The student-level datasets contain:
| Dataset | Final weight | Replicate weights |
|---|---|---|
| Grade 2 | rwgt0 | rwgt1-rwgt45 |
| Grade 6 | rwgt0 | rwgt1-rwgt90 |
The final weight (rwgt0) is used to produce population estimates. The replicate weights are used to estimate standard errors.
Fortunately, researchers do not need to perform these calculations manually. R packages such as Rrepest and Stata’s survey commands perform these calculations automatically.
The paired jackknife variance estimator can be written as:
\[ \mathrm{Var}(\hat{\theta}) = \sum_{r=1}^{R} (\hat{\theta}_r - \hat{\theta})^2 \]
where
\(\hat{\theta}\) is the estimate using the final weight rwgt0
\(\hat{\theta}_r\) is the estimate using replicate weight \(r\) (rwgt1-rwgt45)
\(R\) is the number of replicate weights (\(R = 45\) for grade 2; \(R = 90\) for grade 6).
The standard error is \(\sqrt{\mathrm{Var}(\hat{\theta})}\)
Because age is an observed variable, only this sampling variance is needed — there is no imputation variance to combine.
3.1 Worked example: mean age in Grade 2, Benin
The following example estimates the weighted mean age (qe22) of Grade 2 students in Benin, excluding missing values coded as 99. Each mean is calculated using the final weight or one of the 45 paired jackknife replicate weights.
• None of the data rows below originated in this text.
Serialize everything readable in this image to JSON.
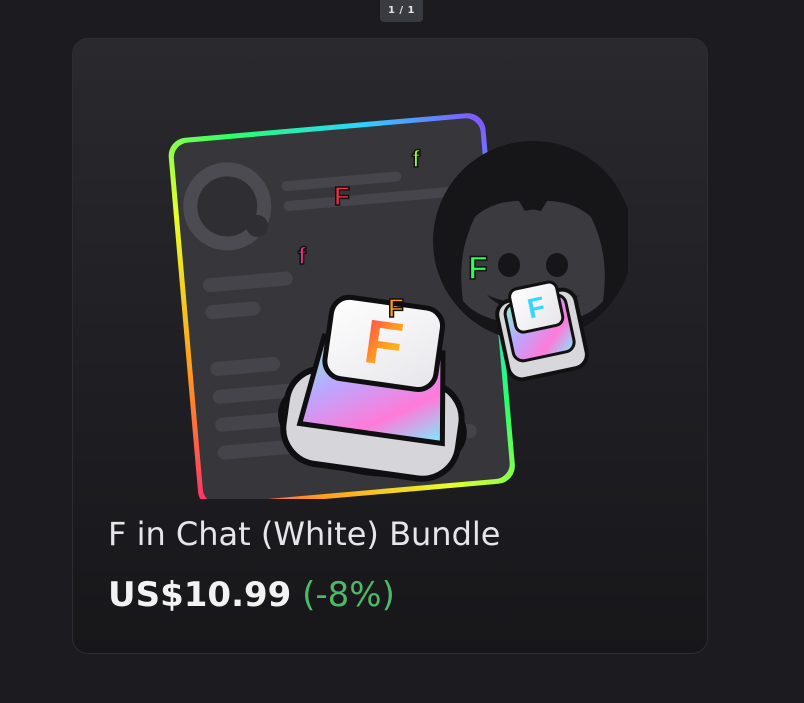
{
  "pager": {
    "label": "1 / 1"
  },
  "product": {
    "title": "F in Chat (White) Bundle",
    "price": "US$10.99",
    "discount": "(-8%)"
  },
  "artwork": {
    "letters": [
      "f",
      "F",
      "F",
      "F",
      "f",
      "F",
      "F"
    ]
  },
  "colors": {
    "background": "#1c1c20",
    "card": "#222226",
    "discount": "#4fb866",
    "discord_icon": "#3a3a3f"
  }
}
Step 1: Calculate the weighted mean using rwgt0: \[ \hat{\theta} = 7.5865 \] Step 2: Calculate the weighted mean using each replicate weight \(\hat{\theta}_r\).
| Mean | |
|---|---|
| rwgt1 | 7.561751 |
| rwgt2 | 7.562885 |
| rwgt3 | 7.578231 |
| rwgt4 | 7.587026 |
| \(\vdots\) | \(\vdots\) |
| rwgt45 | 7.566877 |
The first and last few replicates are shown below; the same calculation is repeated for all 45 replicate weights.
Step 3: For each replicate, calculate the squared deviation from the final estimate:
| \(\hat{\theta}_r\) | \((\hat{\theta}_r - \hat{\theta})^2\) | |
|---|---|---|
| rwgt1 | 7.561751 | 0.0000 |
| rwgt2 | 7.562885 | 0.0000 |
| rwgt3 | 7.578231 | 0.0001 |
| rwgt4 | 7.587026 | 0.0000 |
| \(\vdots\) | \(\vdots\) | \(\vdots\) |
| rwgt45 | 7.566877 | 0.0000 |
The replicate means are all very close to \(\hat{\theta}\), so each squared deviation is small.
Step 4: The sampling variance is the sum the squared deviations across all 45 replicates: \[ \mathrm{Var}(\hat{\theta}) = \sum_{r=1}^{45} (\hat{\theta}_r - \hat{\theta})^2 = 0.003582 \] Step 5: Standard error \[ SE = \sqrt{0.003582} = 0.0599 \] Summary
| Quantity | Symbol | Value |
|---|---|---|
| Point estimate | \(\hat{\theta}\) | 7.59 |
| Sampling variance | \(\mathrm{Var}(\hat{\theta})\) | 0.0036 |
| Standard error | \(SE\) | 0.06 |
The estimated mean age is 7.59 years with a standard error of 0.06 years. This matches the result obtained using repest or Rrepest in the Stata and R chapters, where the jackknife calculation is carried out automatically.